The Big 12 has made headlines — again — for considering expansion. BYU is among the schools that have been mentioned as strong suitors.
ESPN’s Big 12 guru Jake Trotter joined the Deseret News to break down BYU’s chances of joining the conference.
DN: Much ado has been made of the Big 12's possibility of expansion. Realistically, will the Big 12 add teams in the near future? If so, what is the timetable?
JT: Whether the Big 12 will is anyone’s guess at this point. We’ll have a better feel for that after the presidents congregate next week in Irving, Texas. Whatever direction the Big 12 pursues, we’re probably at least several weeks away from a vote. Maybe even months. There’s a chance the Big 12 leadership could reconvene before the end of the summer. But even Oklahoma President David Boren, the staunchest supporter for expansion, has conceded it might take the rest of this year before the Big 12 will be ready to vote.
DN: Many consider BYU to be the most attractive school available, should the conference decide to expand. What makes it a good fit for the Big 12?
JT: BYU has the best football tradition of any non-Power 5 program out there, with the exception of Notre Dame. Since 1980, only Nebraska, Florida State, Ohio State, Miami, Florida and Oklahoma have won more games than BYU, which obviously also captured the national title in 1984. The Cougars also have a strong following, both locally near Provo and around the country.
DN: Sunday play, geography and TV rights have all been highlighted as detractors to BYU's resume. How big of issues are these, and can they be overcome?

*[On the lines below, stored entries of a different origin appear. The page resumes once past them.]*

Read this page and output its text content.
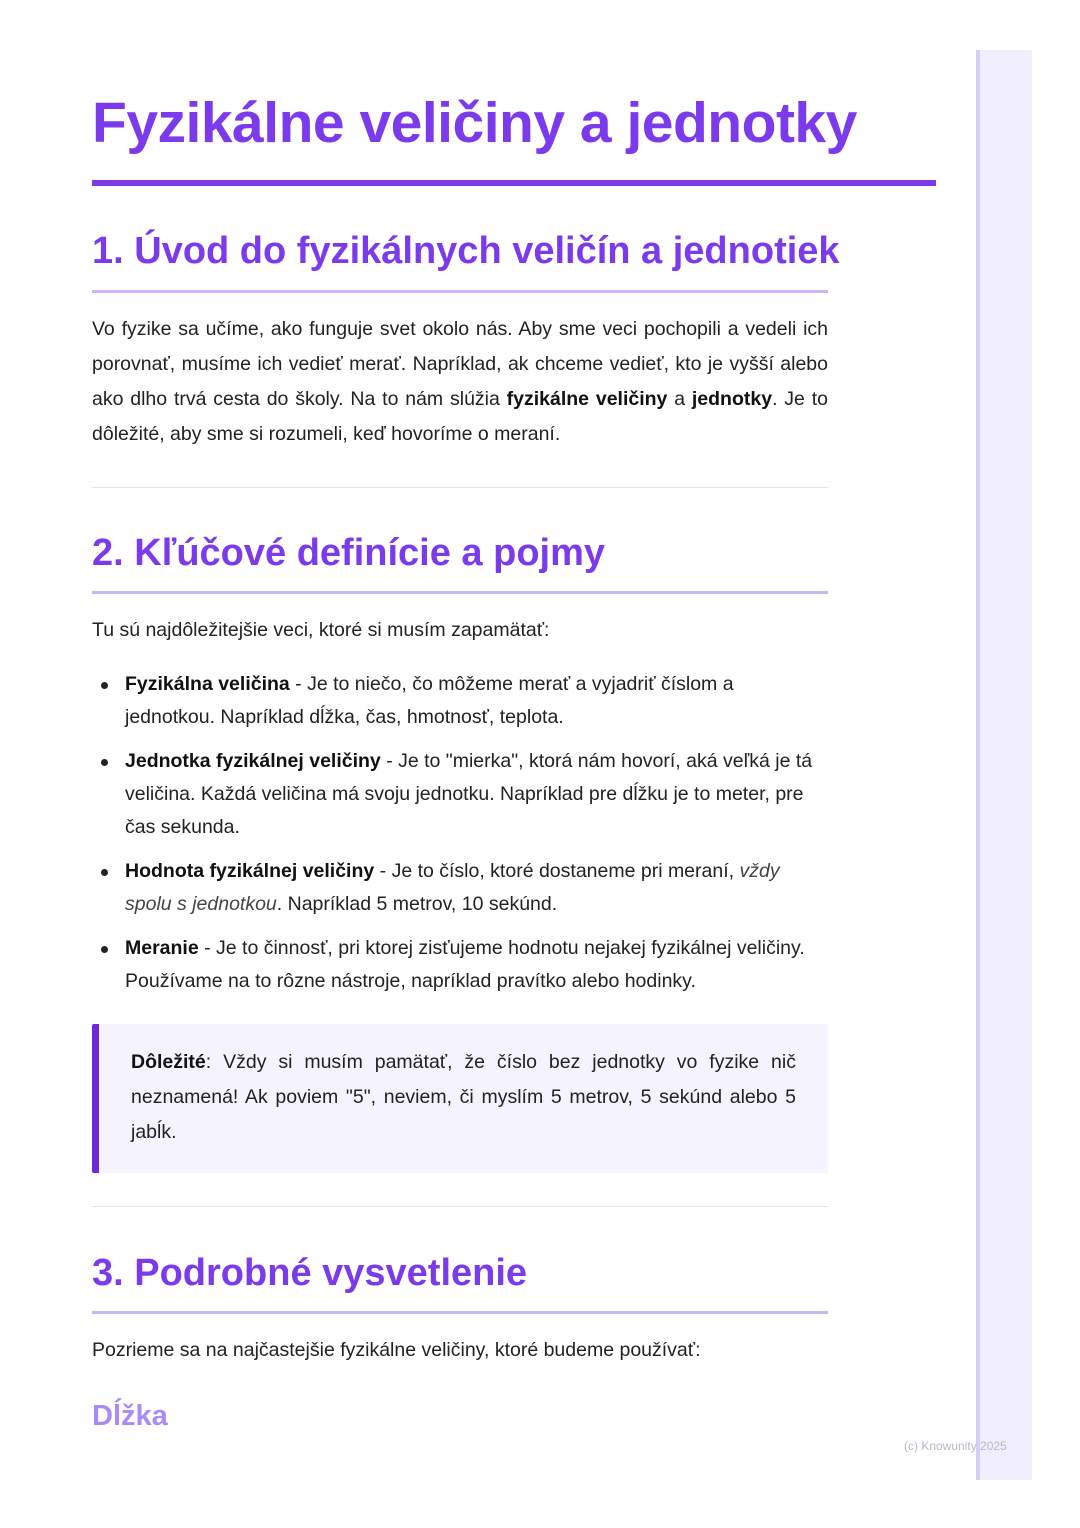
(c) Knowunity 2025
Fyzikálne veličiny a jednotky
1. Úvod do fyzikálnych veličín a jednotiek

Vo fyzike sa učíme, ako funguje svet okolo nás. Aby sme veci pochopili a vedeli ich porovnať, musíme ich vedieť merať. Napríklad, ak chceme vedieť, kto je vyšší alebo ako dlho trvá cesta do školy. Na to nám slúžia fyzikálne veličiny a jednotky. Je to dôležité, aby sme si rozumeli, keď hovoríme o meraní.

2. Kľúčové definície a pojmy

Tu sú najdôležitejšie veci, ktoré si musím zapamätať:

Fyzikálna veličina - Je to niečo, čo môžeme merať a vyjadriť číslom a jednotkou. Napríklad dĺžka, čas, hmotnosť, teplota.
Jednotka fyzikálnej veličiny - Je to "mierka", ktorá nám hovorí, aká veľká je tá veličina. Každá veličina má svoju jednotku. Napríklad pre dĺžku je to meter, pre čas sekunda.
Hodnota fyzikálnej veličiny - Je to číslo, ktoré dostaneme pri meraní, vždy spolu s jednotkou. Napríklad 5 metrov, 10 sekúnd.
Meranie - Je to činnosť, pri ktorej zisťujeme hodnotu nejakej fyzikálnej veličiny. Používame na to rôzne nástroje, napríklad pravítko alebo hodinky.

Dôležité: Vždy si musím pamätať, že číslo bez jednotky vo fyzike nič neznamená! Ak poviem "5", neviem, či myslím 5 metrov, 5 sekúnd alebo 5 jabĺk.

3. Podrobné vysvetlenie

Pozrieme sa na najčastejšie fyzikálne veličiny, ktoré budeme používať:

Dĺžka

JT: They can all be overcome. The question is, will the Big 12 consider it worthwhile. The Big 12 would have to reconfigure its scheduling for several Olympic sports, notably women’s soccer, baseball and softball, to fit BYU’s policy of not playing on Sundays. BYU’s location offers another logistical challenge, as it’s almost 2,000 miles from Morgantown, West Virginia, to Provo, Utah. These are definitely issues for the Big 12. And why BYU might not be a lock as a candidate.
DN: It appears that a strong football program is (by far) the most important thing the conference is searching for. How important is a strong basketball program, or other athletic teams?
JT: Football is the driver in expansion. Strong basketball doesn’t hurt. But it won’t be the determining factor.
DN: BYU has a reputation for being "tough to deal with." How fair is this stereotype, and will it hold the Cougars back from an invitation?
JT: Yeah, I’m aware of the reputation, except I’ve yet to have anyone actually explain to me why BYU has that reputation. So I don’t put a lot of stock into it. BYU might have ruffled feathers during its first flirtation with the Big 12. But the Big 12 is doomed if it bases expansion decisions on which program it finds most low-maintenance.
DN: What are BYU's realistic chances to find themselves in a Power 5 conference within the next three years?
JT: Well, I think it’s probably Big 12 or bust for BYU. The Pac-12 has shown no interest in BYU, and the Big Ten will probably have other options if and when it opts to expand again. So if BYU doesn’t get into the Big 12 this time around, it could be left out of the Power 5 party for good.